このようなニーズを踏まえて、チームは2つの巨大なシステムで時間配分を行なった。1つ目は、米国エネルギー省のINCITE(Innovative and Novel Computational Impact on Theory and Experiment)プログラムにより、148.6 Linpackペタフロップスのスパコン「Summit」に108万ノード時間、2つ目はPRACE(Partnership for Advanced Computing in Europe)により、44.1 Linpackペタフロップスのブースターモジュール「Juwels」(ヘッダーの写真)に24万3550ノード時間の割り当てを受けた。どちらのシステムにも相当数のGPUが搭載されており、Summitには27,648個のNvidia Volta GPUが、Juwelsブースターモジュールには3,744個のNvidia A100 GPUが搭載されている。

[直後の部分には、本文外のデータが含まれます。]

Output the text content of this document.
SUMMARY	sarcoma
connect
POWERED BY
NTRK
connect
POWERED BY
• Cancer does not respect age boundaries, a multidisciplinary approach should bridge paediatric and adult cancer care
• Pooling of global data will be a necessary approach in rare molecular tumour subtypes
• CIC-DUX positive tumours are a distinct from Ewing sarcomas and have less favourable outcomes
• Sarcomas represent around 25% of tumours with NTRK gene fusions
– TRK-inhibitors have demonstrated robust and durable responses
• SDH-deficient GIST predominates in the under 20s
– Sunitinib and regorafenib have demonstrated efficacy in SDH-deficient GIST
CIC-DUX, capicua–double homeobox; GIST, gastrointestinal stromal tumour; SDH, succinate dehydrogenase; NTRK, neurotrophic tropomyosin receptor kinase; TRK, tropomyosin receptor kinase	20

de Graafは、「我々が使用している2つのアーキテクチャは、我々の計算を可能にするために必要なものです。GronORは、両方のマシンでマシンの限界まで線形にスケールし、GPUを使用した場合には20倍以上のスピードアップを実現します。これまでに行った最大規模の計算では、4,600個のSummitノードにそれぞれ6個のGPUを搭載し、各GPUに3つのランクを持たせて、8万以上のプロセスを同時に実行させたことがあります。Juwelsのコンピュータは1ノードに4つのGPUを搭載していますが、世代が新しいこともあり、両機での計算はほぼ同等の速度です。」

今回のプロジェクトのスケジュールについて、de GraafはSummitのINCITE割り当ては2年間で、1月から始まり、一方、JuwelsブースターのPRACE割り当ては、10月から1年間のプロジェクトだと述べている。

de Graafは、「今回の超並列・GPU加速プログラムにより、100個以上の原子を持つ分子に対してNOCI計算を行うことができ、潜在的に興味深い一重項分裂特性を持つ多くの分子をスクリーニングできる可能性が広がりました。これにより、有機太陽電池で太陽光を吸収して電荷キャリアを生成する層の新しい候補を提案できるだけでなく、(おそらくもっと重要なことですが)化学修飾が一重項分裂特性にどのように影響するかを理解することができ、その結果、新しい材料のデザインルールを導き出すことができるでしょう。」と述べている。